GPCR Ligands Differentially Modulate Islet Metabolism and Ca 2+ Signaling

Abstract

Glucose homeostasis is a tightly regulated process coordinated by insulin and glucagon secretion. In α- and β-cells, G-protein coupled receptor (GPCR) activation facilitates the optimization of insulin and glucagon secretion. Glucagon-like peptide-1 (GLP-1), a ligand activating the Gs pathway, increases insulin secretion, but inhibits glucagon secretion. Neuropeptide-Y (NPY) and somatostatin (SST), whose receptors are coupled to Gi, inhibit insulin secretion; however, NPY stimulates glucagon release, while SST inhibits glucagon secretion.
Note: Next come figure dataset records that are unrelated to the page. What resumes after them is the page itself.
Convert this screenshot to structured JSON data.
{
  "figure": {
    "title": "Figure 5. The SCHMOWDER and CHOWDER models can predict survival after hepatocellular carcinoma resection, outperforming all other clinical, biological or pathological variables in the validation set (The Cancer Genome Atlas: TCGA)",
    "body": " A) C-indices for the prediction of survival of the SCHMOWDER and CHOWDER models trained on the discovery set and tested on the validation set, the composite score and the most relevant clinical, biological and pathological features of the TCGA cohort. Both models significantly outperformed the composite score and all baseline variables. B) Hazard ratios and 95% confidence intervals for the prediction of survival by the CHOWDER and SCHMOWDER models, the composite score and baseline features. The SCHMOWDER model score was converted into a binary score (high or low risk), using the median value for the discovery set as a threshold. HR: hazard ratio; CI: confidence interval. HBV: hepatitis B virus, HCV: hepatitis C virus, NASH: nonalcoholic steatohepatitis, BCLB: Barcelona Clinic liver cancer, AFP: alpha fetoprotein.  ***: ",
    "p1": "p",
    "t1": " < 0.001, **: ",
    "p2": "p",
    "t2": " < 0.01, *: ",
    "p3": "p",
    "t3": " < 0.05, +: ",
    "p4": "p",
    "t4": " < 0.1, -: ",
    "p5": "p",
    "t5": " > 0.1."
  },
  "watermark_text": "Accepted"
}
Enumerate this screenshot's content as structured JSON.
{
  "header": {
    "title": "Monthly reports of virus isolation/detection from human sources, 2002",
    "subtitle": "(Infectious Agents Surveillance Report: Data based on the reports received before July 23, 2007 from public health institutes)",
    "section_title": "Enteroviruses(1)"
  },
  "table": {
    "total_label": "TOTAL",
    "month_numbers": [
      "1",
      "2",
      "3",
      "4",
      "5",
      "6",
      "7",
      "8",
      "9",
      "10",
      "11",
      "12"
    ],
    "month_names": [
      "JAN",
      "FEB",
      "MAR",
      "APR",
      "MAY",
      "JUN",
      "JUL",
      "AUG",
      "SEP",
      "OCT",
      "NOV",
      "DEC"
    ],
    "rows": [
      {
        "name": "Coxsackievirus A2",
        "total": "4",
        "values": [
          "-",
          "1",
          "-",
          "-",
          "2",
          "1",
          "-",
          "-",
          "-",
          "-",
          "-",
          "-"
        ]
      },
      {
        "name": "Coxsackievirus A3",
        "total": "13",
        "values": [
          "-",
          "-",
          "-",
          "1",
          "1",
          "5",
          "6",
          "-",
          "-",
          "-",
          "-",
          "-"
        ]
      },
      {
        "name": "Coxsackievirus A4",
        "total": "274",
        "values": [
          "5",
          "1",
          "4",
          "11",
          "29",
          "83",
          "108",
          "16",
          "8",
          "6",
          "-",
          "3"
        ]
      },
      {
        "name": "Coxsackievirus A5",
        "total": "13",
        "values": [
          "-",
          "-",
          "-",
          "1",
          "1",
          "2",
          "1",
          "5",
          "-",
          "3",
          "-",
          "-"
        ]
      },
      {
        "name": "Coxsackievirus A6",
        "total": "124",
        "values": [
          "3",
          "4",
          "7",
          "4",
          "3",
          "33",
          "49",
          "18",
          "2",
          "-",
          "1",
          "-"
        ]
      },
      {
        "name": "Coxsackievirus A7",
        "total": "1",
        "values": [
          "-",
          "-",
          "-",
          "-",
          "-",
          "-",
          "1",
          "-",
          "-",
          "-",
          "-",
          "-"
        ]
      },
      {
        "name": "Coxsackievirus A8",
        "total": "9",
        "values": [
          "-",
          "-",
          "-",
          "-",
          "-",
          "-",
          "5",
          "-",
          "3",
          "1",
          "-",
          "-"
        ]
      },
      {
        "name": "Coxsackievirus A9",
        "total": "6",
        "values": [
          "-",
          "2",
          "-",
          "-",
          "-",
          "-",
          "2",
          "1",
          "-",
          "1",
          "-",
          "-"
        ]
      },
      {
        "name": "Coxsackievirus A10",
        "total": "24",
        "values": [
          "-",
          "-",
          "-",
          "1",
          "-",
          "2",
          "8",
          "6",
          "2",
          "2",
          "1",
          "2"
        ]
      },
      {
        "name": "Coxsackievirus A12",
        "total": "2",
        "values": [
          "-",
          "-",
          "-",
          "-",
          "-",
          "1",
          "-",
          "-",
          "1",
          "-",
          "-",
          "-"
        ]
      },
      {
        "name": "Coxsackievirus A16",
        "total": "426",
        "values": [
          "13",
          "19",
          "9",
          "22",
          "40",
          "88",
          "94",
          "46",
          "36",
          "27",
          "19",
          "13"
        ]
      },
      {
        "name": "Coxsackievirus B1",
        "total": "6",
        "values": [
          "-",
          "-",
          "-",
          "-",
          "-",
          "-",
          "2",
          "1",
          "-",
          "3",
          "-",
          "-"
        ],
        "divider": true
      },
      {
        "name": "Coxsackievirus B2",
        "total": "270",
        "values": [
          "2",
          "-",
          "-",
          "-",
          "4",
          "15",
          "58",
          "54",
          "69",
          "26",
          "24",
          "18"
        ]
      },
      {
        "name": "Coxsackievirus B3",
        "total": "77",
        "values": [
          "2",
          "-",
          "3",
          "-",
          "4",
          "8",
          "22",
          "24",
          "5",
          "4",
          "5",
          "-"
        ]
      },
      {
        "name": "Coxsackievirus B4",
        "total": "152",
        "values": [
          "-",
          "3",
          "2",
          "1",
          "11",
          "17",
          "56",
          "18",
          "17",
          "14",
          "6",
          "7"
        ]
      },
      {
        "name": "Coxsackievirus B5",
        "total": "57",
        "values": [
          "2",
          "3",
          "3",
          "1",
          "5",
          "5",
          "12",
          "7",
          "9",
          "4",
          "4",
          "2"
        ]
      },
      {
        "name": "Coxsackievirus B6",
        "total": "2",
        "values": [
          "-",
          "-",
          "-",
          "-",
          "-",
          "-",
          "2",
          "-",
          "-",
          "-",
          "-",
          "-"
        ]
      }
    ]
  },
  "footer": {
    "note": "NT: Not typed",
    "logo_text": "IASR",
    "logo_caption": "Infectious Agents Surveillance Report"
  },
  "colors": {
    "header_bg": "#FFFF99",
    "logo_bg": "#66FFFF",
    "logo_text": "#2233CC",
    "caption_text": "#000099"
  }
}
Here, we question whether and how these GPCR ligands impact cellular metabolism and oscillations of intracellular Ca2+ activity ([Ca2+]i) to alter secretion in the pancreatic islet. We utilized two-photon excitation microscopy to measure the combined autofluorescence of NADH and NADPH (NAD(P)H, a cellular redox state indicator) upon application of NPY, SST, or GLP-1. Under untreated conditions, an increase in extracellular glucose results in elevated NAD(P)H fluorescence intensities. Treatment with NPY and SST produces a supplementary increase in NAD(P)H autofluorescence at glucose concentrations above 5 mM compared to untreated control. NAD(P)H autofluorescence is not impacted significantly (relative to untreated control) by GLP-1 treatment, which is consistent with a previous report that found that GLP-1 does not alter β-cell metabolism. At glucose concentrations greater than ∼7 mM, pancreatic islets display synchronous oscillations in [Ca2+]i, leading to the pulsatile release of insulin. The [Ca2+]i oscillation frequency increases significantly in the presence of NPY. SST treatment decreases the oscillation frequency in β-cells, but does not affect α-cells. Addition of GLP-1 does not significantly alter the [Ca2+]i oscillation frequency. Thus, GLP-1 likely modulates insulin and glucagon secretion downstream of Ca2+ signaling. NPY may inhibit insulin secretion downstream of Ca2+ signaling, but stimulates glucagon secretion upstream of Ca2+ activity. Islet hormone secretion may be inhibited by SST through alteration of pathways up- and downstream of Ca2+ signaling.